Milliarden fließen in eigene Aktien
Der Bonner Konzern setzt sein milliardenschweres Aktienrückkaufprogramm unvermindert fort. Allein in der vergangenen Woche erwarb das Unternehmen weitere 1,65 Millionen eigene Papiere. Seit April hat die Telekom damit knapp 17 Millionen Aktien eingezogen. Das Ziel: mehr Wert für die Aktionäre.

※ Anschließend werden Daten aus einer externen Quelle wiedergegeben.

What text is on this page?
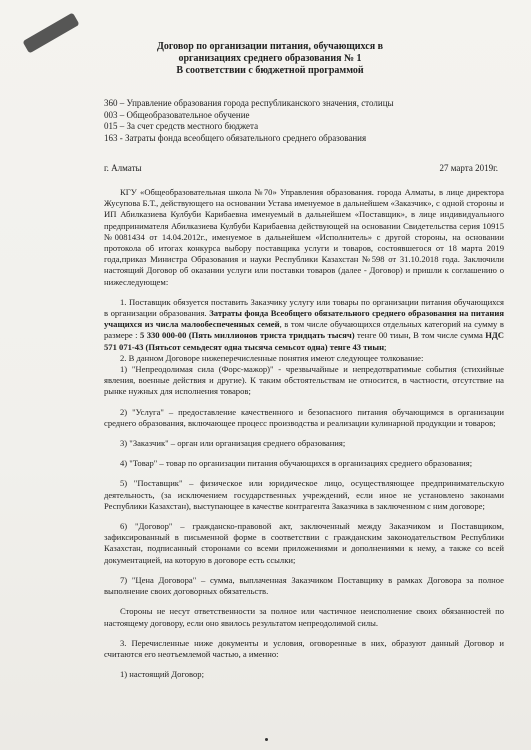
Договор по организации питания, обучающихся в
организациях среднего образования № 1
В соответствии с бюджетной программой
360 – Управление образования города республиканского значения, столицы
003 – Общеобразовательное обучение
015 – За счет средств местного бюджета
163 - Затраты фонда всеобщего обязательного среднего образования
г. Алматы	27 марта 2019г.

КГУ «Общеобразовательная школа №70» Управления образования. города Алматы, в лице директора Жусупова Б.Т., действующего на основании Устава именуемое в дальнейшем «Заказчик», с одной стороны и ИП Абилказиева Кулбуби Карибаевна именуемый в дальнейшем «Поставщик», в лице индивидуального предпринимателя Абилказиева Кулбуби Карибаевна действующей на основании Свидетельства серия 10915 №0081434 от 14.04.2012г., именуемое в дальнейшем «Исполнитель» с другой стороны, на основании протокола об итогах конкурса выбору поставщика услуги и товаров, состоявшегося от 18 марта 2019 года,приказ Министра Образования и науки Республики Казахстан №598 от 31.10.2018 года. Заключили настоящий Договор об оказании услуги или поставки товаров (далее - Договор) и пришли к соглашению о нижеследующем:

1. Поставщик обязуется поставить Заказчику услугу или товары по организации питания обучающихся в организации образования. Затраты фонда Всеобщего обязательного среднего образования на питания учащихся из числа малообеспеченных семей, в том числе обучающихся отдельных категорий на сумму в размере : 5 330 000-00 (Пять миллионов триста тридцать тысяч) тенге 00 тиын, В том числе сумма НДС 571 071-43 (Пятьсот семьдесят одна тысяча семьсот одна) тенге 43 тиын;

2. В данном Договоре нижеперечисленные понятия имеют следующее толкование:

1) "Непреодолимая сила (Форс-мажор)" - чрезвычайные и непредотвратимые события (стихийные явления, военные действия и другие). К таким обстоятельствам не относится, в частности, отсутствие на рынке нужных для исполнения товаров;

2) "Услуга" – предоставление качественного и безопасного питания обучающимся в организации среднего образования, включающее процесс производства и реализации кулинарной продукции и товаров;

3) "Заказчик" – орган или организация среднего образования;

4) "Товар" – товар по организации питания обучающихся в организациях среднего образования;

5) "Поставщик" – физическое или юридическое лицо, осуществляющее предпринимательскую деятельность, (за исключением государственных учреждений, если иное не установлено законами Республики Казахстан), выступающее в качестве контрагента Заказчика в заключенном с ним договоре;

6) "Договор" – гражданско-правовой акт, заключенный между Заказчиком и Поставщиком, зафиксированный в письменной форме в соответствии с гражданским законодательством Республики Казахстан, подписанный сторонами со всеми приложениями и дополнениями к нему, а также со всей документацией, на которую в договоре есть ссылки;

7) "Цена Договора" – сумма, выплаченная Заказчиком Поставщику в рамках Договора за полное выполнение своих договорных обязательств.

Стороны не несут ответственности за полное или частичное неисполнение своих обязанностей по настоящему договору, если оно явилось результатом непреодолимой силы.

3. Перечисленные ниже документы и условия, оговоренные в них, образуют данный Договор и считаются его неотъемлемой частью, а именно:

1) настоящий Договор;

Parallel dazu loben externe Prüfer die Bilanz. Die Ratingagentur Fitch hob am Montag die Bonitätsnote auf „A-“ an. Die Analysten verweisen auf das verbesserte operative Geschäft. Besonders die wachsende Beteiligung an der US-Tochter T-Mobile stützt diese Einschätzung.
Aktie sucht den Boden
An der Börse verpuffen diese positiven Signale weitgehend. Die T-Aktie fiel gestern auf ihren tiefsten Stand seit einem Jahr bei 25,71 Euro. Heute zeigt der Kurs bei 26,54 Euro eine leichte Gegenreaktion.
Dennoch bleibt der Abstand nach oben groß. Vom Jahreshoch im Februar ist der Wert aktuell fast 23 Prozent entfernt. Ein RSI-Wert von rund 35 deutet auf eine überverkaufte Situation hin. Der allgemeine Marktdruck lastet schwer auf dem Titel.
Ausbau sichert Prognose
Operativ baut der Konzern sein Mobilfunknetz derweil weiter aus. Neue Standorte in mehreren deutschen Regionen sollen dem steigenden Datenhunger begegnen. Diese Investitionen sichern die Marktposition. Das Management hält entsprechend an seiner langfristigen Prognose fest. Bis zum Jahr 2027 plant die Telekom einen überschüssigen Cashflow von 15 Milliarden Euro.